Karoline Leavitt disse que nenhuma decisão foi tomada sobre a ilha, pertencente à Dinamarca, mas que nada foi descartado

Da redação
DA REDAÇÃO

07/01/2026 • 14:29 • Atualizado em 07/01/2026 • 14:29

Resumo

Coletiva de imprensa da Casa Branca reuniu a porta-voz Karoline Leavitt, que abordou a escalada de tensões entre Estados Unidos e Venezuela, a apreensão de um petroleiro russo ligado a Caracas por violação de sanções e a polêmica sobre possíveis ações em relação à Groenlândia.

Operação americana resultou na prisão de Nicolás Maduro e na custódia do petroleiro, com Leavitt justificando as ações como cumprimento de mandados federais e sanções, enquanto China, Rússia e aliados internacionais criticaram os EUA por supostas hostilidades e violações do direito internacional.

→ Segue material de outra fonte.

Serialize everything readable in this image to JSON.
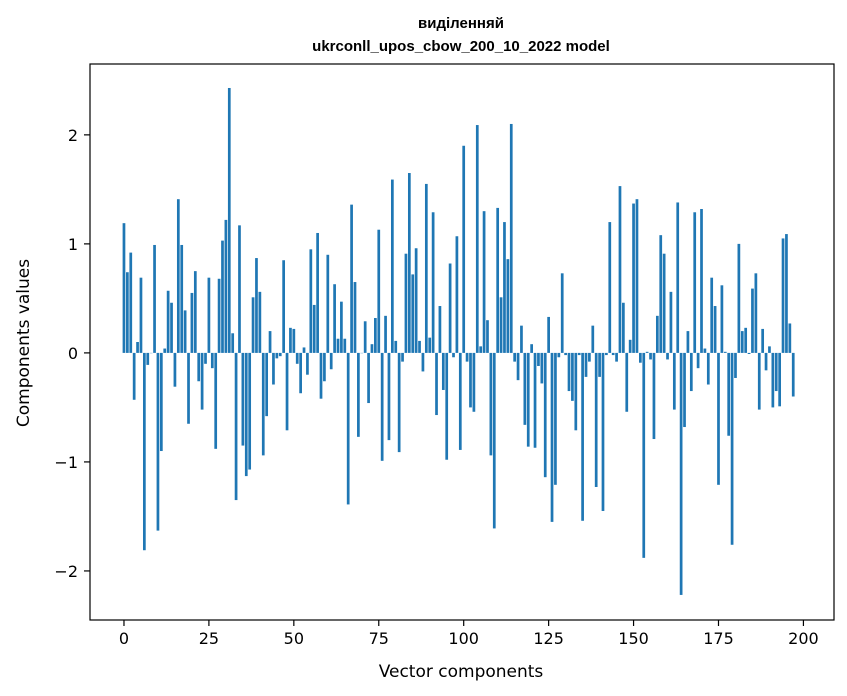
{
  "chart_data": {
    "type": "bar",
    "title_line1": "виділенняй",
    "title_line2": "ukrconll_upos_cbow_200_10_2022 model",
    "xlabel": "Vector components",
    "ylabel": "Components values",
    "xlim": [
      -10,
      209
    ],
    "ylim": [
      -2.45,
      2.65
    ],
    "xticks": [
      0,
      25,
      50,
      75,
      100,
      125,
      150,
      175,
      200
    ],
    "yticks": [
      -2,
      -1,
      0,
      1,
      2
    ],
    "xtick_labels": [
      "0",
      "25",
      "50",
      "75",
      "100",
      "125",
      "150",
      "175",
      "200"
    ],
    "ytick_labels": [
      "−2",
      "−1",
      "0",
      "1",
      "2"
    ],
    "grid": false,
    "color": "#1f77b4",
    "values": [
      1.19,
      0.74,
      0.92,
      -0.43,
      0.1,
      0.69,
      -1.81,
      -0.11,
      0.0,
      0.99,
      -1.63,
      -0.9,
      0.04,
      0.57,
      0.46,
      -0.31,
      1.41,
      0.99,
      0.39,
      -0.65,
      0.55,
      0.75,
      -0.26,
      -0.52,
      -0.1,
      0.69,
      -0.14,
      -0.88,
      0.68,
      1.03,
      1.22,
      2.43,
      0.18,
      -1.35,
      1.17,
      -0.85,
      -1.13,
      -1.07,
      0.51,
      0.87,
      0.56,
      -0.94,
      -0.58,
      0.2,
      -0.29,
      -0.05,
      -0.03,
      0.85,
      -0.71,
      0.23,
      0.22,
      -0.1,
      -0.37,
      0.05,
      -0.2,
      0.95,
      0.44,
      1.1,
      -0.42,
      -0.26,
      0.9,
      -0.15,
      0.63,
      0.13,
      0.47,
      0.13,
      -1.39,
      1.36,
      0.65,
      -0.77,
      0.0,
      0.29,
      -0.46,
      0.08,
      0.32,
      1.13,
      -0.99,
      0.34,
      -0.8,
      1.59,
      0.11,
      -0.91,
      -0.08,
      0.91,
      1.65,
      0.72,
      0.96,
      0.11,
      -0.17,
      1.55,
      0.14,
      1.29,
      -0.57,
      0.43,
      -0.34,
      -0.98,
      0.82,
      -0.04,
      1.07,
      -0.89,
      1.9,
      -0.08,
      -0.5,
      -0.54,
      2.09,
      0.06,
      1.3,
      0.3,
      -0.94,
      -1.61,
      1.33,
      0.51,
      1.2,
      0.86,
      2.1,
      -0.08,
      -0.25,
      0.25,
      -0.66,
      -0.86,
      0.08,
      -0.87,
      -0.12,
      -0.28,
      -1.14,
      0.33,
      -1.55,
      -1.21,
      -0.04,
      0.73,
      -0.02,
      -0.35,
      -0.44,
      -0.71,
      -0.02,
      -1.54,
      -0.22,
      -0.08,
      0.25,
      -1.23,
      -0.22,
      -1.45,
      -0.02,
      1.2,
      -0.02,
      -0.08,
      1.53,
      0.46,
      -0.54,
      0.12,
      1.37,
      1.41,
      -0.09,
      -1.88,
      0.01,
      -0.06,
      -0.79,
      0.34,
      1.08,
      0.91,
      -0.06,
      0.56,
      -0.52,
      1.38,
      -2.22,
      -0.68,
      0.2,
      -0.35,
      1.29,
      -0.14,
      1.32,
      0.04,
      -0.29,
      0.69,
      0.43,
      -1.21,
      0.62,
      0.01,
      -0.76,
      -1.76,
      -0.23,
      1.0,
      0.2,
      0.23,
      -0.01,
      0.59,
      0.73,
      -0.52,
      0.22,
      -0.16,
      0.06,
      -0.5,
      -0.35,
      -0.49,
      1.05,
      1.09,
      0.27,
      -0.4
    ]
  }
}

Política de Washington foi defendida por Leavitt como resposta firme e estratégica, com foco em pressionar o regime venezuelano, proteger interesses americanos e manter todas as opções abertas para a Groenlândia, incluindo o uso potencial de força militar, sem confirmação de medidas concretas.

Em uma coletiva de imprensa nesta quarta-feira (7) na Casa Branca, a porta-voz do presidente dos Estados Unidos, Karoline Leavitt, abordou a escalada das tensões envolvendo a Venezuela, a reação internacional às medidas recentes de Washington e, de forma igualmente contundente, a polêmica questão sobre a Groenlândia.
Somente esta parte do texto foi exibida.